Candidarsi all’estero, Berlusconi eleggibile solo se cittadino altro paese Ue

ROMA  – Berlusconi potrebbe candidarsi alle elezioni europee in un paese comunitario diverso dall’Italia, aggirando così l’ineleggibilità per 6 anni prevista dalla legge Severino e l’interdizione di 2 anni dai pubblici uffici stabilita dalla sentenza Mediaset? La risposta è NO se provasse semplicemente a candidarsi all’estero, SI’ se prendesse la cittadinanza di un altro paese dell’Unione. La direttiva Ue 109 del ’93 che disciplina l’eleggibilità prevede infatti che “ogni cittadino dell’Unione che risiede in uno Stato membro senza averne la cittadinanza e che, per effetto di una decisione individuale in materia civile o penale, è decaduto dal diritto di eleggibilità in forza del diritto dello stato membro di residenza o di quello dello stato membro di origine, è escluso dall’esercizio di questo diritto nello Stato membro di residenza in occasione delle elezioni al Parlamento europeo”.

Tradotto dal burocratese comunitario, Berlusconi non potrebbe candidarsi in un altro paese Ue perché è stato dichiarato ineleggibile nel suo paese d’origine. Diverso è il discorso se il Cavaliere ottenesse la cittadinanza di un altro paese comunitario. Se in quel paese avesse i requisiti previsti dalla legge locale, potrebbe candidarsi.
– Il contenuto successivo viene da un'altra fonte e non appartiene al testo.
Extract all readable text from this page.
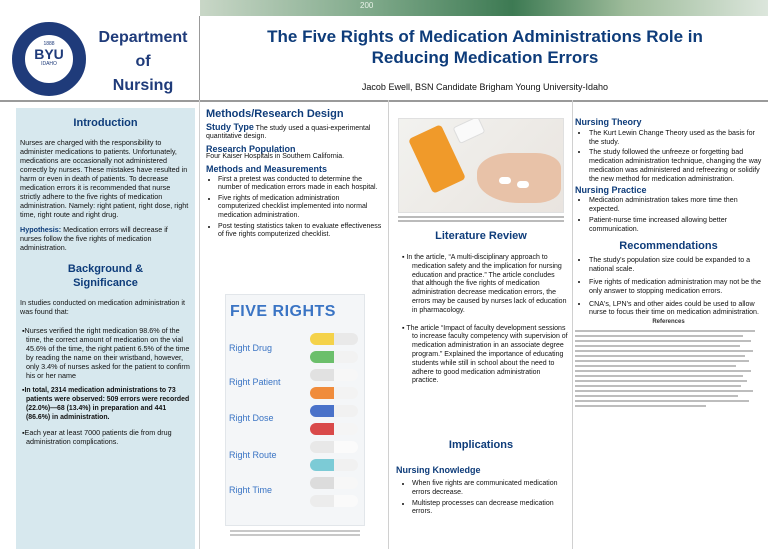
200
1888
BYU
IDAHO
Department
of
Nursing
The Five Rights of Medication Administrations Role in
Reducing Medication Errors
Jacob Ewell, BSN Candidate Brigham Young University-Idaho
Introduction

Nurses are charged with the responsibility to administer medications to patients. Unfortunately, medications are occasionally not administered correctly by nurses. These mistakes have resulted in harm or even in death of patients. To decrease medication errors it is recommended that nurse strictly adhere to the five rights of medication administration. Namely: right patient, right dose, right time, right route and right drug.

Hypothesis: Medication errors will decrease if nurses follow the five rights of medication administration.

Background &
Significance

In studies conducted on medication administration it was found that:

▪Nurses verified the right medication 98.6% of the time, the correct amount of medication on the vial 45.6% of the time, the right patient 6.5% of the time by reading the name on their wristband, however, only 3.4% of nurses asked for the patient to confirm his or her name
▪In total, 2314 medication administrations to 73 patients were observed: 509 errors were recorded (22.0%)—68 (13.4%) in preparation and 441 (86.6%) in administration.
▪Each year at least 7000 patients die from drug administration complications.
Methods/Research Design
Study Type The study used a quasi-experimental quantitative design.
Research Population
Four Kaiser Hospitals in Southern California.
Methods and Measurements
• First a pretest was conducted to determine the number of medication errors made in each hospital.
• Five rights of medication administration computerized checklist implemented into normal medication administration.
• Post testing statistics taken to evaluate effectiveness of five rights computerized checklist.
FIVE RIGHTS
Right Drug
Right Patient
Right Dose
Right Route
Right Time
Literature Review
▪ In the article, “A multi-disciplinary approach to medication safety and the implication for nursing education and practice.” The article concludes that although the five rights of medication administration decrease medication errors, the errors may be caused by nurses lack of education in pharmacology.
▪ The article “Impact of faculty development sessions to increase faculty competency with supervision of medication administration in an associate degree program.” Explained the importance of educating students while still in school about the need to adhere to good medication administration practice.
Implications
Nursing Knowledge
• When five rights are communicated medication errors decrease.
• Multistep processes can decrease medication errors.
Nursing Theory
• The Kurt Lewin Change Theory used as the basis for the study.
• The study followed the unfreeze or forgetting bad medication administration technique, changing the way medication was administered and refreezing or solidify the new method for medication administration.
Nursing Practice
• Medication administration takes more time then expected.
• Patient-nurse time increased allowing better communication.
Recommendations
• The study's population size could be expanded to a national scale.
• Five rights of medication administration may not be the only answer to stopping medication errors.
• CNA's, LPN's and other aides could be used to allow nurse to focus their time on medication administration.
References
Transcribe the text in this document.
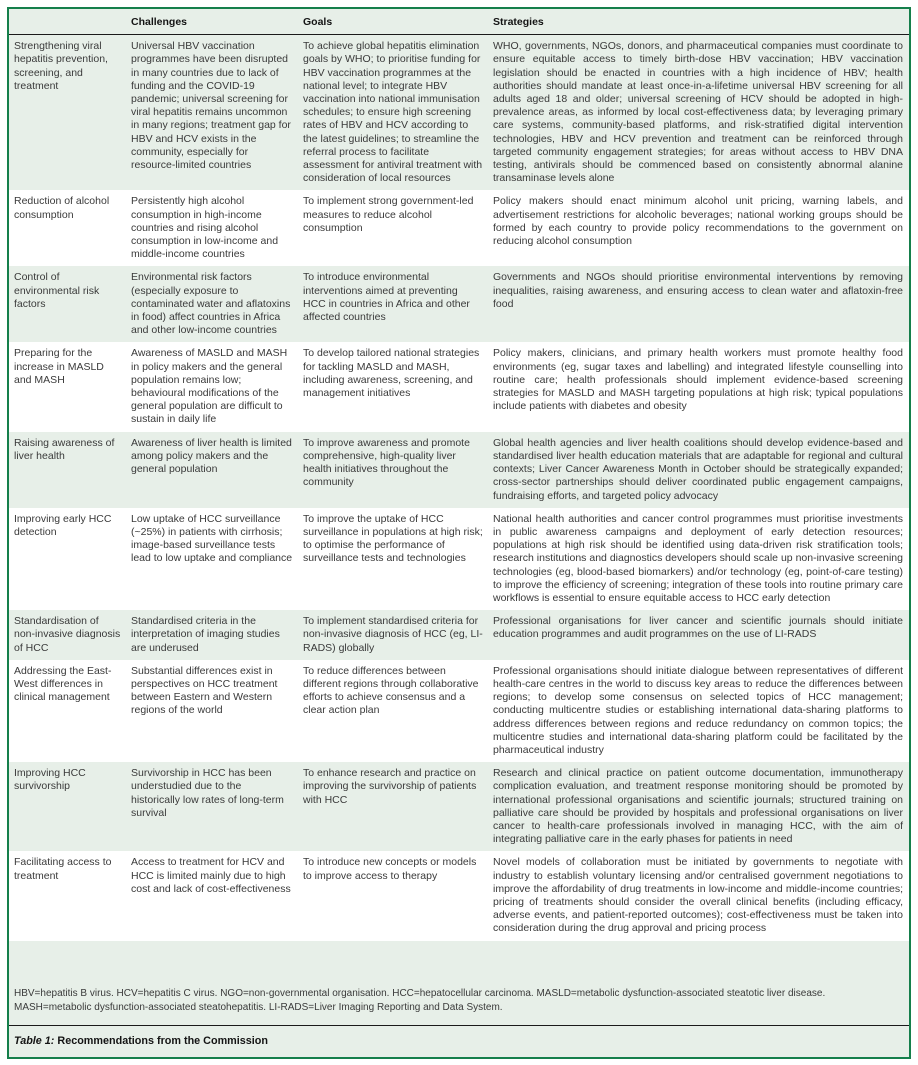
	Challenges	Goals	Strategies
Strengthening viral hepatitis prevention, screening, and treatment	Universal HBV vaccination programmes have been disrupted in many countries due to lack of funding and the COVID-19 pandemic; universal screening for viral hepatitis remains uncommon in many regions; treatment gap for HBV and HCV exists in the community, especially for resource-limited countries	To achieve global hepatitis elimination goals by WHO; to prioritise funding for HBV vaccination programmes at the national level; to integrate HBV vaccination into national immunisation schedules; to ensure high screening rates of HBV and HCV according to the latest guidelines; to streamline the referral process to facilitate assessment for antiviral treatment with consideration of local resources	WHO, governments, NGOs, donors, and pharmaceutical companies must coordinate to ensure equitable access to timely birth-dose HBV vaccination; HBV vaccination legislation should be enacted in countries with a high incidence of HBV; health authorities should mandate at least once-in-a-lifetime universal HBV screening for all adults aged 18 and older; universal screening of HCV should be adopted in high-prevalence areas, as informed by local cost-effectiveness data; by leveraging primary care systems, community-based platforms, and risk-stratified digital intervention technologies, HBV and HCV prevention and treatment can be reinforced through targeted community engagement strategies; for areas without access to HBV DNA testing, antivirals should be commenced based on consistently abnormal alanine transaminase levels alone
Reduction of alcohol consumption	Persistently high alcohol consumption in high-income countries and rising alcohol consumption in low-income and middle-income countries	To implement strong government-led measures to reduce alcohol consumption	Policy makers should enact minimum alcohol unit pricing, warning labels, and advertisement restrictions for alcoholic beverages; national working groups should be formed by each country to provide policy recommendations to the government on reducing alcohol consumption
Control of environmental risk factors	Environmental risk factors (especially exposure to contaminated water and aflatoxins in food) affect countries in Africa and other low-income countries	To introduce environmental interventions aimed at preventing HCC in countries in Africa and other affected countries	Governments and NGOs should prioritise environmental interventions by removing inequalities, raising awareness, and ensuring access to clean water and aflatoxin-free food
Preparing for the increase in MASLD and MASH	Awareness of MASLD and MASH in policy makers and the general population remains low; behavioural modifications of the general population are difficult to sustain in daily life	To develop tailored national strategies for tackling MASLD and MASH, including awareness, screening, and management initiatives	Policy makers, clinicians, and primary health workers must promote healthy food environments (eg, sugar taxes and labelling) and integrated lifestyle counselling into routine care; health professionals should implement evidence-based screening strategies for MASLD and MASH targeting populations at high risk; typical populations include patients with diabetes and obesity
Raising awareness of liver health	Awareness of liver health is limited among policy makers and the general population	To improve awareness and promote comprehensive, high-quality liver health initiatives throughout the community	Global health agencies and liver health coalitions should develop evidence-based and standardised liver health education materials that are adaptable for regional and cultural contexts; Liver Cancer Awareness Month in October should be strategically expanded; cross-sector partnerships should deliver coordinated public engagement campaigns, fundraising efforts, and targeted policy advocacy
Improving early HCC detection	Low uptake of HCC surveillance (~25%) in patients with cirrhosis; image-based surveillance tests lead to low uptake and compliance	To improve the uptake of HCC surveillance in populations at high risk; to optimise the performance of surveillance tests and technologies	National health authorities and cancer control programmes must prioritise investments in public awareness campaigns and deployment of early detection resources; populations at high risk should be identified using data-driven risk stratification tools; research institutions and diagnostics developers should scale up non-invasive screening technologies (eg, blood-based biomarkers) and/or technology (eg, point-of-care testing) to improve the efficiency of screening; integration of these tools into routine primary care workflows is essential to ensure equitable access to HCC early detection
Standardisation of non-invasive diagnosis of HCC	Standardised criteria in the interpretation of imaging studies are underused	To implement standardised criteria for non-invasive diagnosis of HCC (eg, LI-RADS) globally	Professional organisations for liver cancer and scientific journals should initiate education programmes and audit programmes on the use of LI-RADS
Addressing the East-West differences in clinical management	Substantial differences exist in perspectives on HCC treatment between Eastern and Western regions of the world	To reduce differences between different regions through collaborative efforts to achieve consensus and a clear action plan	Professional organisations should initiate dialogue between representatives of different health-care centres in the world to discuss key areas to reduce the differences between regions; to develop some consensus on selected topics of HCC management; conducting multicentre studies or establishing international data-sharing platforms to address differences between regions and reduce redundancy on common topics; the multicentre studies and international data-sharing platform could be facilitated by the pharmaceutical industry
Improving HCC survivorship	Survivorship in HCC has been understudied due to the historically low rates of long-term survival	To enhance research and practice on improving the survivorship of patients with HCC	Research and clinical practice on patient outcome documentation, immunotherapy complication evaluation, and treatment response monitoring should be promoted by international professional organisations and scientific journals; structured training on palliative care should be provided by hospitals and professional organisations on liver cancer to health-care professionals involved in managing HCC, with the aim of integrating palliative care in the early phases for patients in need
Facilitating access to treatment	Access to treatment for HCV and HCC is limited mainly due to high cost and lack of cost-effectiveness	To introduce new concepts or models to improve access to therapy	Novel models of collaboration must be initiated by governments to negotiate with industry to establish voluntary licensing and/or centralised government negotiations to improve the affordability of drug treatments in low-income and middle-income countries; pricing of treatments should consider the overall clinical benefits (including efficacy, adverse events, and patient-reported outcomes); cost-effectiveness must be taken into consideration during the drug approval and pricing process
HBV=hepatitis B virus. HCV=hepatitis C virus. NGO=non-governmental organisation. HCC=hepatocellular carcinoma. MASLD=metabolic dysfunction-associated steatotic liver disease. MASH=metabolic dysfunction-associated steatohepatitis. LI-RADS=Liver Imaging Reporting and Data System.
Table 1: Recommendations from the Commission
Secondo le ultime voci, per lo più incontrollate, a Berlusconi sarebbero state proposte opzioni quali l’Ungheria, la Bulgaria o l’Estonia.

In Ungheria il premier è l’ultranazionalista Viktor Orban, vecchio amico del leader di FI. In Bulgaria basta investire 511.000 euro nell’economia nazionale per avere la cittadinanza. Ma in realtà, quest’ultima ipotesi è impraticabile perché a Sofia non può candidarsi lo straniero che sia stato privato del diritto di candidarsi nello stato di cui è cittadino. In altri paesi però, la strada potrebbe essere praticabile. Ma Berlusconi dovrebbe fare in fretta, perché le europee sono previste per fine maggio 2014. Non dovrebbe essere una difficoltà invece la norma della direttiva 109 che prevede che un cittadino comunitario, per presentarsi candidato in un altro paese, deve presentare un attestato delle autorità del suo paese che certifichi che non è ineleggibile. Tale norma secondo gli esperti vale per lo straniero comunitario, non per il cittadino.